L'estate sul canale.

Le estati sono sempre state torride. Ma il nostro caldo estivo è diverso da quello dalle altre parti del mondo. Il monsone d'Oriente dove calore si confonde con umidità appiccicosa, a scrosci di pioggia, ad aria spessa che ti fa sentire a disagio mentre tutto intorno a te continua una vita chiassosa e movimentata, come abituata e intoccata da quel disagio. I paesi del deserto dove invece il sole morde come un cane rabbioso e rende le strade deserte; dove il secco e l'arsura implacabili annullano la parola e quasi rendono impossibile il movimento e tutto appare come immobile e mummificato dall'incantesimo di una strega cattiva. Le estati del nord chiare e luminosissime, dove pure senti l'afflato del tepore del cielo, ma avverti come un'ansia di approfittare di uno stato che sarà sempre troppo breve, troppo a lungo atteso ed in un attimo perduto e che subito si mescola a qualche brezza già troppo fresca, quando arriva la sera. E poi la nostra estate mediterranea calda e tenera allo stesso tempo, fatta di frinire di cicale e di profumi di erbe marine o di fieno e di paglie tagliate, di terra che respira, di ombre cercate e riposanti, di scrosci di temporali e di afa meridiana. 
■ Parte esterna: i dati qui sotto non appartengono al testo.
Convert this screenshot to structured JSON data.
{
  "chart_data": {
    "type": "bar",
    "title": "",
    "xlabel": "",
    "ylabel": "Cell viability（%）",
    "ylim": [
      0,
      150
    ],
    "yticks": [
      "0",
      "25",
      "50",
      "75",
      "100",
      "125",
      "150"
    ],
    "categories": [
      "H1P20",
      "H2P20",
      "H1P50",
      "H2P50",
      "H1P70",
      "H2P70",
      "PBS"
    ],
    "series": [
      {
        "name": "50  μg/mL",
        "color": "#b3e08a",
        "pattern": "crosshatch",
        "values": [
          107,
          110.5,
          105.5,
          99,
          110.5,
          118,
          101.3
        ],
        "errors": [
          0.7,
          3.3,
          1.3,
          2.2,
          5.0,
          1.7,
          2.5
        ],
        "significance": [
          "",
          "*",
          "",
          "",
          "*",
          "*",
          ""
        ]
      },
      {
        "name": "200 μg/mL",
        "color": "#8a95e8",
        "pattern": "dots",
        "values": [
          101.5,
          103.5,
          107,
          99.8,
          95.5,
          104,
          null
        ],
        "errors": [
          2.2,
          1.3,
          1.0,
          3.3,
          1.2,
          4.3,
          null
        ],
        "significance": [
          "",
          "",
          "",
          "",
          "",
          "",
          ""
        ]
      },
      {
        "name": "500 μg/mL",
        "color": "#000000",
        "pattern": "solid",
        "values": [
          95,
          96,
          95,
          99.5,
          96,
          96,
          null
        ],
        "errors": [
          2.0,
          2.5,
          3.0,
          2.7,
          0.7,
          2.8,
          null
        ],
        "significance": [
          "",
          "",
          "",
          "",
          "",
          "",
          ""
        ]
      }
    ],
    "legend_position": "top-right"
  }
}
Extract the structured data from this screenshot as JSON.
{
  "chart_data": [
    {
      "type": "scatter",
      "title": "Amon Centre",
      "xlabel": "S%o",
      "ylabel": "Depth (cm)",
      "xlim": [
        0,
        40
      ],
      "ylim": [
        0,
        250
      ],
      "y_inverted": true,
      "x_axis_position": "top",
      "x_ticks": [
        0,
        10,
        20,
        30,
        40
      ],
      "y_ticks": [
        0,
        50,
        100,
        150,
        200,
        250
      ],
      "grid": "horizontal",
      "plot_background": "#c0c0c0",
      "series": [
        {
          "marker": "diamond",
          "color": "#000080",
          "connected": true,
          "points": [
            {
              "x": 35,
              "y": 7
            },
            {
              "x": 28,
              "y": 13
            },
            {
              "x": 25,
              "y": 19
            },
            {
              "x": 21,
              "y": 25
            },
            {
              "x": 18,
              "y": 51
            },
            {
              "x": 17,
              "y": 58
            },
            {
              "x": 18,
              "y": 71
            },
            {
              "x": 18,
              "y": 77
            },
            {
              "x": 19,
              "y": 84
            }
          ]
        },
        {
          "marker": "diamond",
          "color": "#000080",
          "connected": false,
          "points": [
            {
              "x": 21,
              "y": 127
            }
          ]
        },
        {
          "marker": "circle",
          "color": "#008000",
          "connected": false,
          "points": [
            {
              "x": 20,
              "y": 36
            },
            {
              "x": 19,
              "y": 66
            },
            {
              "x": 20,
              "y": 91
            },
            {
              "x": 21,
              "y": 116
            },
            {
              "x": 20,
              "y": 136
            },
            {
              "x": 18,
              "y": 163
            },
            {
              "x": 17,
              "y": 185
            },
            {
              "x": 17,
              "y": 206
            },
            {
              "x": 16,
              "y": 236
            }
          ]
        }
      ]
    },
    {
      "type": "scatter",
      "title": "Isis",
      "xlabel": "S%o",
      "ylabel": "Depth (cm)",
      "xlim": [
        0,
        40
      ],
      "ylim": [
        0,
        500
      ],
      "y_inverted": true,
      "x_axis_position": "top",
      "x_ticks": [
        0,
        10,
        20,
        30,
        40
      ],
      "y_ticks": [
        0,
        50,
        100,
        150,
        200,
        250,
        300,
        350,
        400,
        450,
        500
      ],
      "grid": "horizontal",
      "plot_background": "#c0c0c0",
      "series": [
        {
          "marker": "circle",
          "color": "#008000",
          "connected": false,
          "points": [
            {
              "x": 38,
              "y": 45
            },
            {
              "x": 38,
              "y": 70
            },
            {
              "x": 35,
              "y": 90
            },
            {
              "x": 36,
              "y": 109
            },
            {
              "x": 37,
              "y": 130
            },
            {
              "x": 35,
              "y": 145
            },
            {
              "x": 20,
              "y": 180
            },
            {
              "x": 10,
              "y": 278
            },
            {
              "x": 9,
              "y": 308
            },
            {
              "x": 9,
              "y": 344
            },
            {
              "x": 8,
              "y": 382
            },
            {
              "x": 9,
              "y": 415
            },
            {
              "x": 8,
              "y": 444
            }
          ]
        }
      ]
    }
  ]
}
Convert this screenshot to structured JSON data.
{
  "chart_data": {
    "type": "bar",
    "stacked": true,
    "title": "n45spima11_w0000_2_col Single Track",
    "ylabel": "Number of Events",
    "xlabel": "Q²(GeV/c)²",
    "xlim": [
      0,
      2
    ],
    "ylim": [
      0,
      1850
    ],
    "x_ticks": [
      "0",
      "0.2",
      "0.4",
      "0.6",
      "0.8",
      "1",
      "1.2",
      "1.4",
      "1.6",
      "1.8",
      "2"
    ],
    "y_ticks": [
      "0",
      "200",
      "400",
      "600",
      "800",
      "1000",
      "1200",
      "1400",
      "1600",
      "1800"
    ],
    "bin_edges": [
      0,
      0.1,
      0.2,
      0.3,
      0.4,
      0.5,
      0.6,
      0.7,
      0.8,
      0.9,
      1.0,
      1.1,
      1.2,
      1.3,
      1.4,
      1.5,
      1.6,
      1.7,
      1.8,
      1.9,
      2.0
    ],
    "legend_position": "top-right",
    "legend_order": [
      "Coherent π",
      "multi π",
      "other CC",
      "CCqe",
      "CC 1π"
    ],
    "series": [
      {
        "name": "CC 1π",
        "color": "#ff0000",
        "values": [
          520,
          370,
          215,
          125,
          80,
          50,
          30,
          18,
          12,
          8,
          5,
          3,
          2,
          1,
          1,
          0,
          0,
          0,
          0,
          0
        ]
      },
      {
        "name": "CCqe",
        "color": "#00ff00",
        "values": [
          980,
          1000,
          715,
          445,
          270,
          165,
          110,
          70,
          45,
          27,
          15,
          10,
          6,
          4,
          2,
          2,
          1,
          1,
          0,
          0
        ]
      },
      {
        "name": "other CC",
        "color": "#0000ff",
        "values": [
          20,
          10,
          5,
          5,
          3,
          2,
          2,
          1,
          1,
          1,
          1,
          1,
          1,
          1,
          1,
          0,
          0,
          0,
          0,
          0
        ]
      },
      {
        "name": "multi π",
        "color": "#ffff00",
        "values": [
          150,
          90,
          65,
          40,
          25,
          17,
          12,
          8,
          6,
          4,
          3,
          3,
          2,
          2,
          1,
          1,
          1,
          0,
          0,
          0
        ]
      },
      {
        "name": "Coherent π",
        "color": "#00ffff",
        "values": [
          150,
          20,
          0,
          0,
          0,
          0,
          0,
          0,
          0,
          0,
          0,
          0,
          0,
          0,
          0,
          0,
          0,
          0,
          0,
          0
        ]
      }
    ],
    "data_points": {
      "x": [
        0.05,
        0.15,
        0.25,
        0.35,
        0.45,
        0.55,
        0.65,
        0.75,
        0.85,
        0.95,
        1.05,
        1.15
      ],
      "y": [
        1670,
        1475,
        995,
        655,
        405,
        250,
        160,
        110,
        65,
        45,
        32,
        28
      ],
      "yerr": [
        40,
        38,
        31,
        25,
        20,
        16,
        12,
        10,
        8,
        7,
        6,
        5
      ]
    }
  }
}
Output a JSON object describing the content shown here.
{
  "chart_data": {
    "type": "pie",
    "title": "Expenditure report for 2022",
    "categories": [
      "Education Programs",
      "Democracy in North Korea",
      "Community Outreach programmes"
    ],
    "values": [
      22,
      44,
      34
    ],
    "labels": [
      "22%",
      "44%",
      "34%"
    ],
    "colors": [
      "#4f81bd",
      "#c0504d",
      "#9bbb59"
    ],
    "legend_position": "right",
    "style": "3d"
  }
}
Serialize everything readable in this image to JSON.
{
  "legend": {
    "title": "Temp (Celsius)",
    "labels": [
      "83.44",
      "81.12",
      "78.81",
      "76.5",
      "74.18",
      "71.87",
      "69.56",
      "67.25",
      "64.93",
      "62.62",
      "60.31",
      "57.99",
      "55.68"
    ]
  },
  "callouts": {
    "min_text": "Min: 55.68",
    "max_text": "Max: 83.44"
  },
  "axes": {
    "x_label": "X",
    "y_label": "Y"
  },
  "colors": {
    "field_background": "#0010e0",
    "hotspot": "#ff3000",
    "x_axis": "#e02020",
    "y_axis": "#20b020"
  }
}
Ero solo un ragazzino, ma nelle mie estati di paese, cercavo con ansia la corrente fresca che ti spirava incontro, mentre scendevi pedalando forte per aumentare la velocità, giù dalla discesa che dalla piazza portava verso la Cerca e l'aria ti asciugava le guance, mentre il rumore che la cartolina che avevi fissato alla ruota posteriore scoppiettava al vorticare dei raggi, simulando il rumore del sognato e mai avuto, motorino, il famoso, ironia della parola, Mosquito. Arrivavamo in basso al canale con le canne da pesca artigianali e si finiva sotto un salice e, infilato maldestramente il cagnotto nell'amo tropo grande, si rimaneva muti a guardare la lenza troppo spessa che affondava nell'acqua ferma in attesa di un'arborella di pochi centimetri, mentre l'occhio seguiva affascinato gli insetti che si muovevano sull'acqua tenuti a galla dalla loro assenza di peso e dalla tensione di superficie. Si muovevano a scatti qua e là some pattinatori su uno specchio di ghiaccio grigio e verde, sola vita in movimento oltre alle grandi libellule dalla testa blu che si tenevano in equilibrio sugli steli dell'erba di palude. Passavamo le ore in silenzio, sognando forse i piccoli sogni che si formano quando ancora la vita è soltanto un futuro di campi inconoscibili e i desideri non riescono a essere grandi perché ancora hai l'innocenza di chi non sa. Si tornava verso la grande piazza a sera, mentre il sole era ancora alto sulle colline, con i quattro pescetti pescati in un sacchetto e la salita così faticosa da rimontare. Dopo di allora, perduta l'innocenza, non sono mai più andato a pescare.